文芸誌「文藝」のおすすめポイントと特徴を紹介!

 

1933年に改造社が創刊した文芸誌「文藝」。小説や評論を中心に、音楽、美術評論などを掲載していましたが、文芸統制により一時廃刊。1944年から河出書房が引き継いで、第二次世界大戦中もほぼ唯一の文芸誌として文学の命脈を守りました。その後、1957年に休刊しましたが、1962年に復刊しています。

「文藝賞」を主催して若手の発掘にも貢献。受賞者には山田詠美、綿矢りさ、羽田圭介、町屋良平などがいます。

文学の「今」を発信、というコンセプトを掲げ、エンターテインメント性の高い作品を掲載しているのが特徴。自由で一風変わった作品を読むことができるでしょう。

 

廃刊になった文芸誌「海」「海燕」とは

 

文芸誌の売り上げは、ジャンルを問わず下降傾向にあるのが現状。廃刊になった文芸誌も多数存在します。
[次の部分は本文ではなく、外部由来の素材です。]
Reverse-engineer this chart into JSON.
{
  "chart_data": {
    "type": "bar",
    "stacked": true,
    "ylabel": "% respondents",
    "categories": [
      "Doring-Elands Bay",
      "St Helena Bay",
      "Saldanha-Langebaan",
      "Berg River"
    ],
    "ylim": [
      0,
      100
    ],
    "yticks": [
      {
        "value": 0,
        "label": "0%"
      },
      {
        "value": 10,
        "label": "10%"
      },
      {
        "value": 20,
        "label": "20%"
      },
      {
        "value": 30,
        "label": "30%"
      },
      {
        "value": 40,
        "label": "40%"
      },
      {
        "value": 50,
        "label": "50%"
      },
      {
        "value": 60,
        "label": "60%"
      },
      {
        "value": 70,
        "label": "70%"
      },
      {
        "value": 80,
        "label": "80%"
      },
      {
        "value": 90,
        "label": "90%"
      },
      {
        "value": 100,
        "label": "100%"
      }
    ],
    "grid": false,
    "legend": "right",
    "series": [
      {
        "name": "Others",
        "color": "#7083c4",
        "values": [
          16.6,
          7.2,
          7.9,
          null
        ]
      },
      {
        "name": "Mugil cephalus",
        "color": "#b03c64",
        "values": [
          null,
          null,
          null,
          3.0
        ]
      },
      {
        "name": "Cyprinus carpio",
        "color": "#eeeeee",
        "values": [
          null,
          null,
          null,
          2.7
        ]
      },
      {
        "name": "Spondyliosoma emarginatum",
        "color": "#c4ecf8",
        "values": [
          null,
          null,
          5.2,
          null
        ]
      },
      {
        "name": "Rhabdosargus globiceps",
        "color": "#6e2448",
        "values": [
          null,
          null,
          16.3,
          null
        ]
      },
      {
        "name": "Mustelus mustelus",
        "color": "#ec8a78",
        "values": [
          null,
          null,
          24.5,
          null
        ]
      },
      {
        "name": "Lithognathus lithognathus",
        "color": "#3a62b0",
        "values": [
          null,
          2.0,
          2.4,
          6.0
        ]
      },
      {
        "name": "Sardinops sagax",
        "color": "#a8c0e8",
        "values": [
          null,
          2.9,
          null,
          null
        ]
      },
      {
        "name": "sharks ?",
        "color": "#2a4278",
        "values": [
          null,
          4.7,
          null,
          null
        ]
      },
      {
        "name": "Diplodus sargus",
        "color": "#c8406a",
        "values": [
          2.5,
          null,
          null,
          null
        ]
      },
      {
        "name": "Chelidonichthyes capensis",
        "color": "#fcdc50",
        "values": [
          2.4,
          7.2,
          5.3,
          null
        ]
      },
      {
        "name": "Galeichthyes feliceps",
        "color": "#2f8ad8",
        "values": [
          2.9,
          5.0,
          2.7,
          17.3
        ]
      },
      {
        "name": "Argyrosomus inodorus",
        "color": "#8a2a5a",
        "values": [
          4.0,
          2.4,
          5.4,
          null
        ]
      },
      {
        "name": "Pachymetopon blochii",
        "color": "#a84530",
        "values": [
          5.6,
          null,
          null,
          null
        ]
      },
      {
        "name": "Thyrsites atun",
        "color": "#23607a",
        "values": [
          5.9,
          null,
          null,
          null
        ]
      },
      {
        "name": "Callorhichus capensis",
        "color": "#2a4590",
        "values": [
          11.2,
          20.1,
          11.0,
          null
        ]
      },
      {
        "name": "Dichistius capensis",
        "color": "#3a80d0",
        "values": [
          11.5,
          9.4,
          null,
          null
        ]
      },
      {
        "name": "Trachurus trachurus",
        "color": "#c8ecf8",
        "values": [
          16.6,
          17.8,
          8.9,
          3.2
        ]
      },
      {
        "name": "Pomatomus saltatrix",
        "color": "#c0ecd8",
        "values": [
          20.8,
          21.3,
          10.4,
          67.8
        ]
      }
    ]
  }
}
中央公論社が1969年に創刊した文芸誌「海」は、海外作家の作品を多く掲載していました。また戯曲を掲載したり、SF作家の筒井康隆に純文学を執筆してもらったりと、既成の文壇外の作家を多く起用します。1984年に廃刊となりました。

後にベネッセコーポレーションとなる福武書店が、1982年に創刊した「海燕」は、サブカルチャーに力を入れていた文芸誌です。

「海燕新人文学賞」を主催し、佐伯一麦や吉本ばなな、小川洋子などを発掘しています。

文芸誌全体の売上不振のなか、1996年に廃刊しました。